Azure Blob storage very slow read time


I am saving JSON data as Block Blobs in Azure Blob Storage - Standard Tier. The file size is 14.5MB, it contains about 25,000 objects of OLHC data I access the blob from an Azure Function located in the same region. The code simply reads the blob for deserialization, but it takes 20-40 seconds. Is there something I missed?

    public static async Task<Stream> GetBlob(string ConnectionString, string ContainerName, string Path)
    {
        BlobClient blobClient = new BlobClient(ConnectionString, ContainerName, Path);
        MemoryStream ms = new MemoryStream();

        try
        {
            await blobClient.DownloadToAsync(ms);
            ms.Seek(0, SeekOrigin.Begin);
            return ms;
        } catch (Exception ex)
        {
            ms.Dispose();
            throw;
        }        
    }

And I request the blob in the function

        log.LogInformation($"Begin Downloading Blob ");
        using (Stream blob = await Core.Azure.Blob.GetBlob(blobString, "containerName", fileName))
        {
            log.LogInformation($"End Downloading Blob ");
            log.LogInformation($"Begin Reading Blob ");
            using (StreamReader reader = new StreamReader(blob))
            {
                string json = await reader.ReadToEndAsync();
                log.LogInformation($"Begin Deserialize Blob ");
                sticks = JsonConvert.DeserializeObject<List<MyModel>>(json);
                log.LogInformation($"End Deserialize Blob ");
            }
        }
        log.LogInformation($"{symbol} End Get Blob ");

Check Blob Exist Function

    public static async Task<bool> CheckExists(string ConnectionString, string ContainerName, string Path)
    {
        BlobClient blobClient = new BlobClient(ConnectionString, ContainerName, Path);
        return await blobClient.ExistsAsync();
    }

This is the result of the timing is up to 47 Seconds

I switch to stream reader and JSON Reader and it drops to 10-30 seconds.. but still, that's a very long time

I have added the timing here

2021-01-09 23:53:26.656 Begin Downloading Blob
2021-01-09 23:53:30.163 End Downloading Blob
2021-01-09 23:53:30.163 Begin Reading Blob
2021-01-09 23:53:37.040 Begin Deserialize Blob
2021-01-09 23:53:49.737 End Deserialize Blob

Another Run
OHLCData.Json 14.44 MB (28,000 rows)

2021-01-10 12:40:49.970 Begin Check Blob Exists
2021-01-10 12:40:58.962 End Check Blob Exists
2021-01-10 12:40:58.962 Begin Downloading Blob
2021-01-10 12:41:08.181 End Downloading Blob
2021-01-10 12:41:08.187 Begin Reading Blob
2021-01-10 12:41:25.713 Begin Deserialize Blob
2021-01-10 12:41:33.817 End Deserialize Blob
2021-01-10 12:41:33.817 End Get Blob


Solution

  • You are downloading the whole blob into memory stream (unnecessary extra memory kill), converting to string and then deserializing it. I would rather do it directly from blob stream in one shot leveraging the stream support of Newtonsoft.Json like below to optimize speed and memory use.

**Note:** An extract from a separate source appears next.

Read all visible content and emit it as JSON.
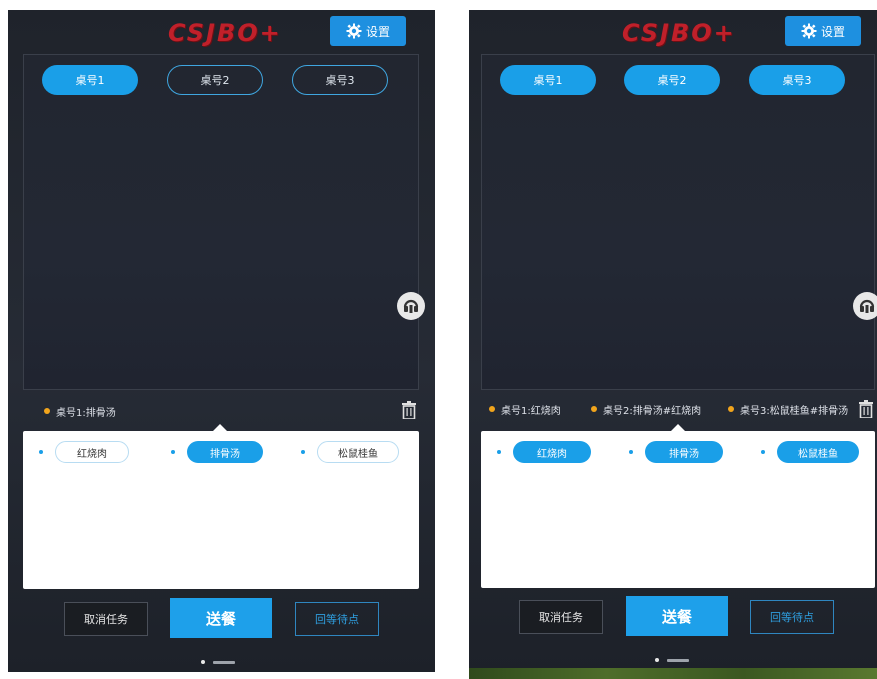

    BlobClient blobClient = new BlobClient(ConnectionString, ContainerName, Path);
    using (var stream = await blobClient.OpenReadAsync())
    using (var sr = new StreamReader(stream))
    using (var jr = new JsonTextReader(sr))
    {
        result = JsonSerializer.CreateDefault().Deserialize<T>(jr);
    }
    

    You can also do similar using System.Text.Json APIs.

    JsonSerializerOptions Options = new JsonSerializerOptions();
    using (var stream = await blobClient.OpenReadAsync())
    {
        result = await JsonSerializer.DeserializeAsync<T>(stream , Options);
    }